Re: xml:lang [was Re: Outstanding Issues ]

At 09:02 12/02/2002 +0200, Patrick Stickler wrote:

>Yes and no. If what M&S says applies only to the XML space,
>then no. If what M&S says was supposed to apply to the RDF
>space (have representation in the graph) then yes.

Patrick, can you refer me to where in M&S it suggests this 
interpretation?  How do you reconcile this position with the text from M&S 
that Dave quoted earlier:

   http://lists.w3.org/Archives/Member/w3c-archive/2001Jun/att-0017/01-rdfms.html#221

[[ (P221) The xml:lang attribute may be used as defined by [XML] to 
associate a language with the property value. There is no specific data 
model representation for xml:lang (i.e., it adds no triples to the data 
model); the language of a literal is considered by RDF to be a part of the 
literal. An application may ignore language tagging of a string.
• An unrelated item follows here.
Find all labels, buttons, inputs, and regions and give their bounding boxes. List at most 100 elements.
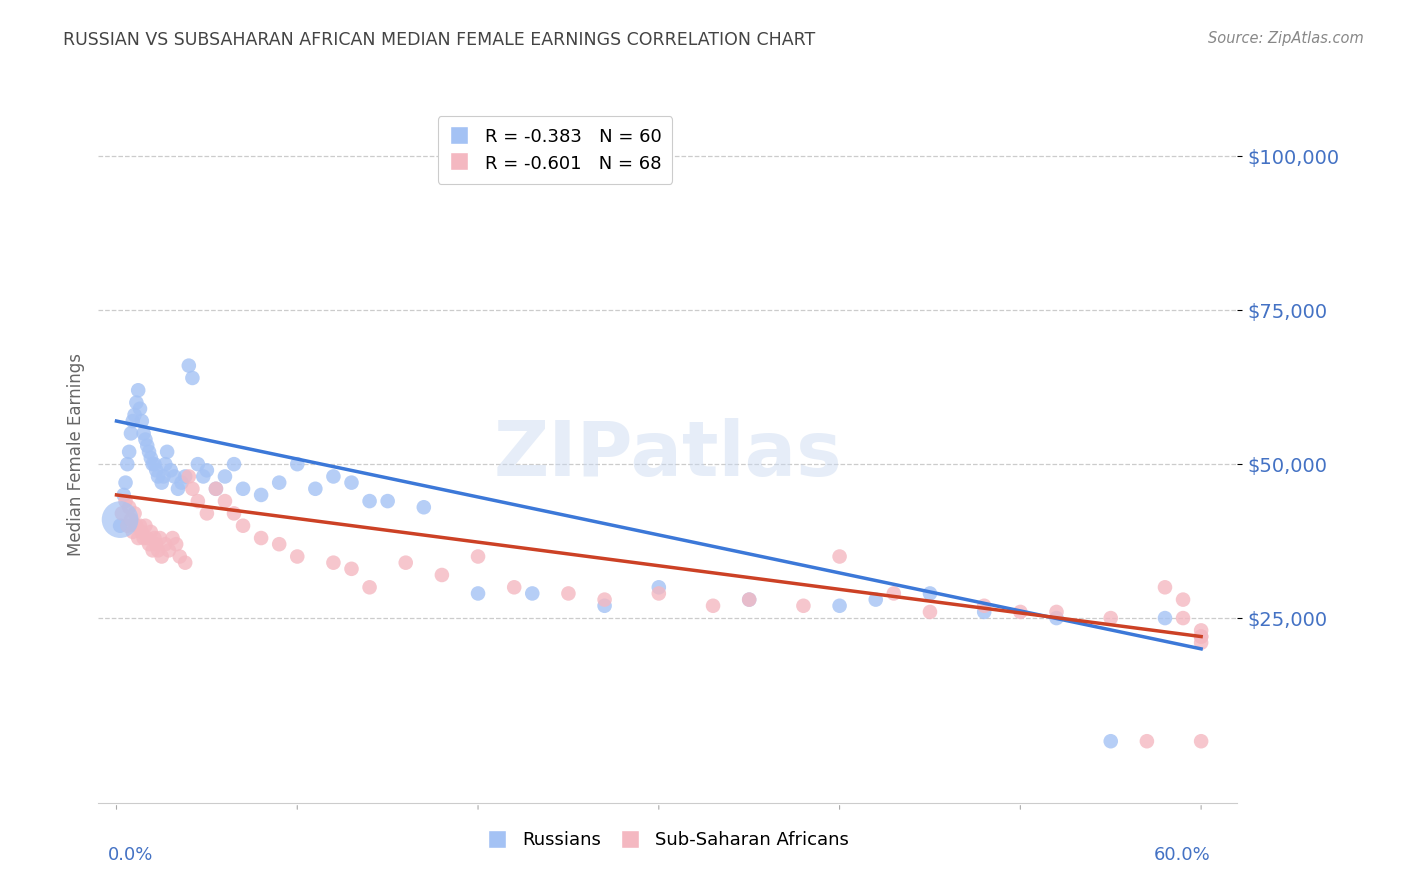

All RDF 
applications must specify whether or not language tagging in literals is 
significant; that is, whether or not language is considered when performing 
string matching or other processing.]]

in particular:

   [[the language of a literal is considered by RDF to be a part of the 
literal]]



>All attributes/elements beginning with xml: have special
>meaning in teh XML space, and to the extent that RDF
>has an XML based serialization, we need to support that,
>but we don't IMO need to adopt the semantics of those
>special forms in the RDF space.

Are you suggesting that your opinion overrides the specification?

[...]


>Applications which base their functionality on the
>XML serialization rather than triples are broken.
>
>If use of DC depends on the presence of xml:lang in
>its RDF realization, then that is broken and must be
>fixed.

Is this one of the explanations that I missed?
[...]

>To decide that xml:lang is now going to generate triples
>automatically is going to require alot of work and
>will require modification to every parser out there, so
>I just see it as out of scope.

I would be sympathetic to that viewpoint.



>As outlined below, there is a way to do qualification
>(language, source, scope, etc.) without such modifications,

Err, I have running code that does for language, as per m&s.
[...]
>I do not see how lang-literals can be tidy. Not without some
>explicit representation of the language portion in the node
>label. If the language is invisible in the graph, then that
>means that either it does not really exist, or tidy literals
>are ambiguous.

I suggest you have just outlined how.